(Why, yes…that IS a pink flamingo in the background!)
I’m finding it hard to write these days. Even emails…and the comments I leave on your blogs. You’d be surprised how long it takes for me to write those comments, as ordinary and dull as they sometimes are. I’m not sure why I’m struggling so, but whatever the reason, I did want to give you a small glimpse of our lives this summer here at the Doublewide Ranch–in pictures. If a picture really is worth a thousand words, then here are 10,478 of them.🙂
(Notice there are TWO monarchs here. Monarchs in love?)
(I love that morning glories will claim anything they can reach.)
(Cosmos and the cosmos)
I also thought some of you might want to know how Ariel and Benjamin are doing. Ariel is feeling much better, though she does feel quite tired in the evenings. But who wouldn’t with full-time school, part-time work, and lots of trips back and forth from Chapel Hill to Raleigh where her fiance works and lives? Benjamin’s broken back seems to be healing well, especially considering he walks miles a day all over campus, lugging books and laptops and such. Thank God the young are fast healers. Physically, at least.

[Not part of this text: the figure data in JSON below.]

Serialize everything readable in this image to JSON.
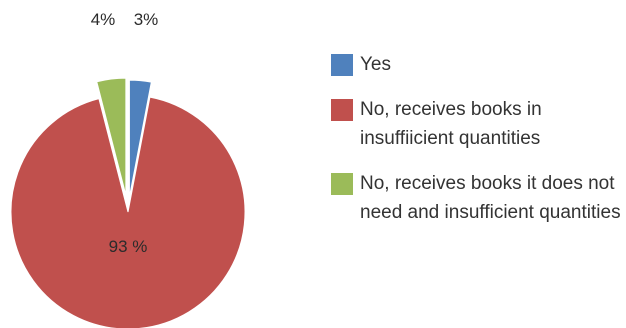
{
  "chart_data": {
    "type": "pie",
    "title": "",
    "slices": [
      {
        "name": "Yes",
        "value": 3,
        "label": "3%",
        "color": "#4F81BD"
      },
      {
        "name": "No, receives books in insuffiicient quantities",
        "value": 93,
        "label": "93 %",
        "color": "#C0504D"
      },
      {
        "name": "No, receives books it does not need and insufficient quantities",
        "value": 4,
        "label": "4%",
        "color": "#9BBB59"
      }
    ],
    "legend_position": "right"
  }
}
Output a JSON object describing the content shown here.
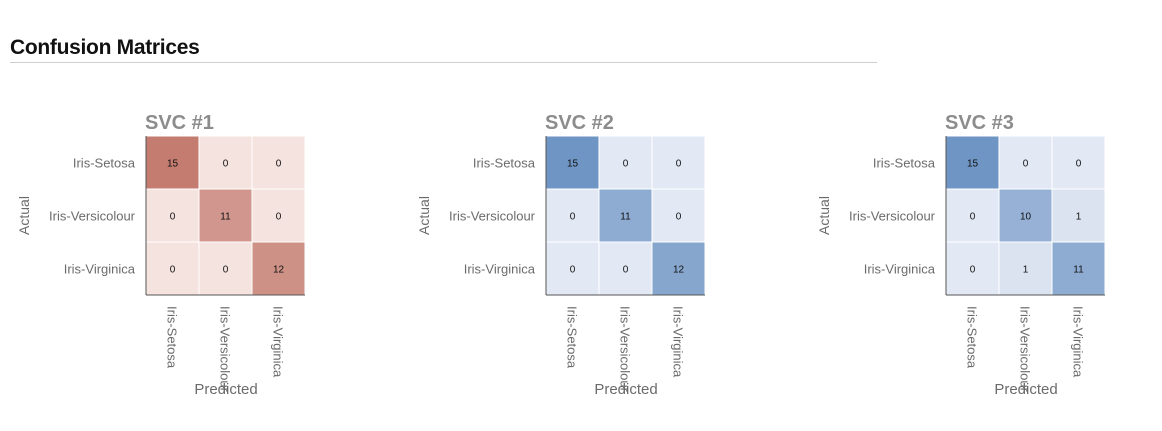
{
  "page": {
    "section_title": "Confusion Matrices"
  },
  "chart_data": [
    {
      "type": "heatmap",
      "title": "SVC #1",
      "xlabel": "Predicted",
      "ylabel": "Actual",
      "x_categories": [
        "Iris-Setosa",
        "Iris-Versicolour",
        "Iris-Virginica"
      ],
      "y_categories": [
        "Iris-Setosa",
        "Iris-Versicolour",
        "Iris-Virginica"
      ],
      "values": [
        [
          15,
          0,
          0
        ],
        [
          0,
          11,
          0
        ],
        [
          0,
          0,
          12
        ]
      ],
      "color_low": "#f5e3df",
      "color_high": "#c47c70"
    },
    {
      "type": "heatmap",
      "title": "SVC #2",
      "xlabel": "Predicted",
      "ylabel": "Actual",
      "x_categories": [
        "Iris-Setosa",
        "Iris-Versicolour",
        "Iris-Virginica"
      ],
      "y_categories": [
        "Iris-Setosa",
        "Iris-Versicolour",
        "Iris-Virginica"
      ],
      "values": [
        [
          15,
          0,
          0
        ],
        [
          0,
          11,
          0
        ],
        [
          0,
          0,
          12
        ]
      ],
      "color_low": "#e3e9f4",
      "color_high": "#6f95c5"
    },
    {
      "type": "heatmap",
      "title": "SVC #3",
      "xlabel": "Predicted",
      "ylabel": "Actual",
      "x_categories": [
        "Iris-Setosa",
        "Iris-Versicolour",
        "Iris-Virginica"
      ],
      "y_categories": [
        "Iris-Setosa",
        "Iris-Versicolour",
        "Iris-Virginica"
      ],
      "values": [
        [
          15,
          0,
          0
        ],
        [
          0,
          10,
          1
        ],
        [
          0,
          1,
          11
        ]
      ],
      "color_low": "#e3e9f4",
      "color_high": "#6f95c5"
    }
  ]
}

But the heart’s a little trickier. If only a broken heart were as simple as a broken back and you could rest in the assurance that that broken heart will knit itself back together in a few months time, with a little extra care. But, of course, nothing’s simple when it comes to the spirit.
Benjamin is feeling sad. I wasn’t going to mention this, but it occurred to me that not mentioning it implies that I think there’s shame in being depressed. But there’s not. And I don’t. It’s been a tough year for my boy, and…well…life has never been easy for him. Sometimes, the world is not kind to those who are different. Really, it’s hard for any of us to be completely “ourselves” because we are so often burdened by other’s expectations of us. But it’s especially hard when you’re autistic, as Benjamin is, and you’re constantly expected to adapt yourself to a world you don’t completely understand.
Benjamin is the bravest and strongest person I know, but he’s struggling these days. And there’s no shame in that. And there’s no shame in my being honest, either, even if reading this makes some uncomfortable. I simply cannot manage a pretense of happiness right now.
So I’m asking for your very special prayers for a very special child of God–my beloved son, Benjamin. May he know how much he is loved–by his family, by his many friends, by my readers who have come to know him through my posts. But even more, may he know how much he is loved by his Creator, his Heavenly Father, who sent him to us so that he might shine his unique and lovely light in our lives and in this world.
And Benjamin’s light is a beautiful, blessed, and holy light indeed. May he always see and know that, too.